Jednak już pierwsze odniesienie do prasy europejskiej prowadzi do sierpniowego artykułu agencji Sputnik z tego samego holdingu medialnego, do którego należy RIA Nowosti – Rossija Siegodnia. Co więcej, autorem tego artykułu jest ta sama autorka – Elena Karaeva. Okazuje się, że zamiast „prasy europejskiej” udało się jej przed trzema miesiącami podsunąć czytelnikom swój stary artykuł, w którym w ten sam sposób przewidziała niedobór żywności w Europie. Najwyraźniej dziennikarka nie była zakłopotana faktem, że jej przewidywania jeszcze się nie spełniły.

We wcześniejszym artykule Karaeva postanawia, zamiast całej Europy, ograniczyć się do Francji i podaje linki do francuskich mediów. Pierwszy artykuł w magazynie Marianne, napisany w lipcu, mówi o możliwym braku kilku produktów. Po pierwsze, twierdzi się w nim, że olej słonecznikowy nie był na półkach sklepowych od kilku tygodni (korespondent The Insidera, który mieszka w Paryżu, powiedział, że teraz ten produkt jest w sklepach – red.). Autorzy zauważają, że rolnicy obawiają się niedoboru pszenicy nie z powodu wojny, ale z powodu kilkutygodniowej suszy we Francji. Jeśli chodzi o walki na Ukrainie, to z ich powodu, jak mówi artykuł, we Francji może zabraknąć mąki gryczanej i ciecierzycy. Kraj jest również zagrożony niedoborami podstawowych produktów spożywczych, takich jak foie gras i musztarda, spowodowanych ptasią grypą we Francji i suszą w Kanadzie.
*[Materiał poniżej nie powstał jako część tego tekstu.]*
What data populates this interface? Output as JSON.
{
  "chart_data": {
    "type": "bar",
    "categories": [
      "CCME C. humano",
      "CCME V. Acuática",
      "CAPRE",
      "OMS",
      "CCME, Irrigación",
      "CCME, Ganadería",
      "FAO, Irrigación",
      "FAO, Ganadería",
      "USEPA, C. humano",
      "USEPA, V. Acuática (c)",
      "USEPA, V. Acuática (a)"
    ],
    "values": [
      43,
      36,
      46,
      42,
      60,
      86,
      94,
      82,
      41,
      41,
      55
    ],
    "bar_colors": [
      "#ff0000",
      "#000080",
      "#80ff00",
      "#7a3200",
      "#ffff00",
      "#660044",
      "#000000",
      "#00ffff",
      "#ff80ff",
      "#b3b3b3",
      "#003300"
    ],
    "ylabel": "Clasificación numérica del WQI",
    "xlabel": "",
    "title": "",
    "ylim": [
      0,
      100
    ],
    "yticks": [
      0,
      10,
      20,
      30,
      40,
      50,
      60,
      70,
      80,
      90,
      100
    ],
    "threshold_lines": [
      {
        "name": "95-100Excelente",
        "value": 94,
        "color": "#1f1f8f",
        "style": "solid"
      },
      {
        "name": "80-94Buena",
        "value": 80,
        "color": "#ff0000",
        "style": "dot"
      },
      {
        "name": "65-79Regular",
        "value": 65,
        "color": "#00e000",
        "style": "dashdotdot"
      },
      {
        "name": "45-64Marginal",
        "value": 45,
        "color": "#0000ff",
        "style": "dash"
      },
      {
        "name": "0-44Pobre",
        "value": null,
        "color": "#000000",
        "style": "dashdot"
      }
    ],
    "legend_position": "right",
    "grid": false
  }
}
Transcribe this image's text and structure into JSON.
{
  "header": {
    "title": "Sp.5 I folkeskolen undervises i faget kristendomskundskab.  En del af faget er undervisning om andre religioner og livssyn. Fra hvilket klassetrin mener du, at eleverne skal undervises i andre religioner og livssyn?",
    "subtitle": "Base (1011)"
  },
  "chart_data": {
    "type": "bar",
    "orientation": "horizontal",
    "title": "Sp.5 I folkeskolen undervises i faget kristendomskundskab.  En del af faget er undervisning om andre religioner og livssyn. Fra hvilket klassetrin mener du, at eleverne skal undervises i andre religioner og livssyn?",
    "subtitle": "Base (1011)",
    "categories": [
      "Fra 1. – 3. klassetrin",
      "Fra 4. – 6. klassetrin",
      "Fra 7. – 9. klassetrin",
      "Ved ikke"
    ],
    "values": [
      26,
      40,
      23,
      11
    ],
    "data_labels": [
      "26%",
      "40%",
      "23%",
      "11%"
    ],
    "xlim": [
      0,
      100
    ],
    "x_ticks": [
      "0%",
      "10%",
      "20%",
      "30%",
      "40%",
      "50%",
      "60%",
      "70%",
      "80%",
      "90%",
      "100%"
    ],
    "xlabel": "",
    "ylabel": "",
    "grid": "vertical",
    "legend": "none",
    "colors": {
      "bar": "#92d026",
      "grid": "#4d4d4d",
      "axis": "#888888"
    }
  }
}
Następnie autorka RIA Novosti przytacza bardziej adekwatny materiał – wywiad z szefem dużej francuskiej sieci handlowej Systeme U. Dominique Schelscher, ostrzega w nim przed przyspieszeniem inflacji żywności do końca roku i niedoborem produktów na poziomie 10-12%. „Czy tej zimy będzie mniejszy wybór w działach mięsnych i serowarskich? Możliwość jest bardziej niż prawdopodobna”, francuscy dziennikarze dochodzą do smutnego wniosku.

Ponadto, na poparcie swojej prognozy „braku żywności w Europie”, Karaeva powołuje się na artykuł Le Monde, który mówi o spowolnieniu francuskiej gospodarki w trzecim kwartale i przyspieszeniu inflacji, a także o tym, że zbiory pszenicy we Francji były o 2 mln ton mniejsze niż przed rokiem (mówimy o pszenicy miękkiej, a 2 mln ton to 4,8%).

Podsumowując, dziennikarka RIA Novosti zaczyna sobie zaprzeczać – mówi, że po Nowym Roku „europejski powóz obfitości może zamienić się w puste półki”, ale w następnym zdaniu poprawia się: „Nie do zera. Ale dawny luksus wyparuje”.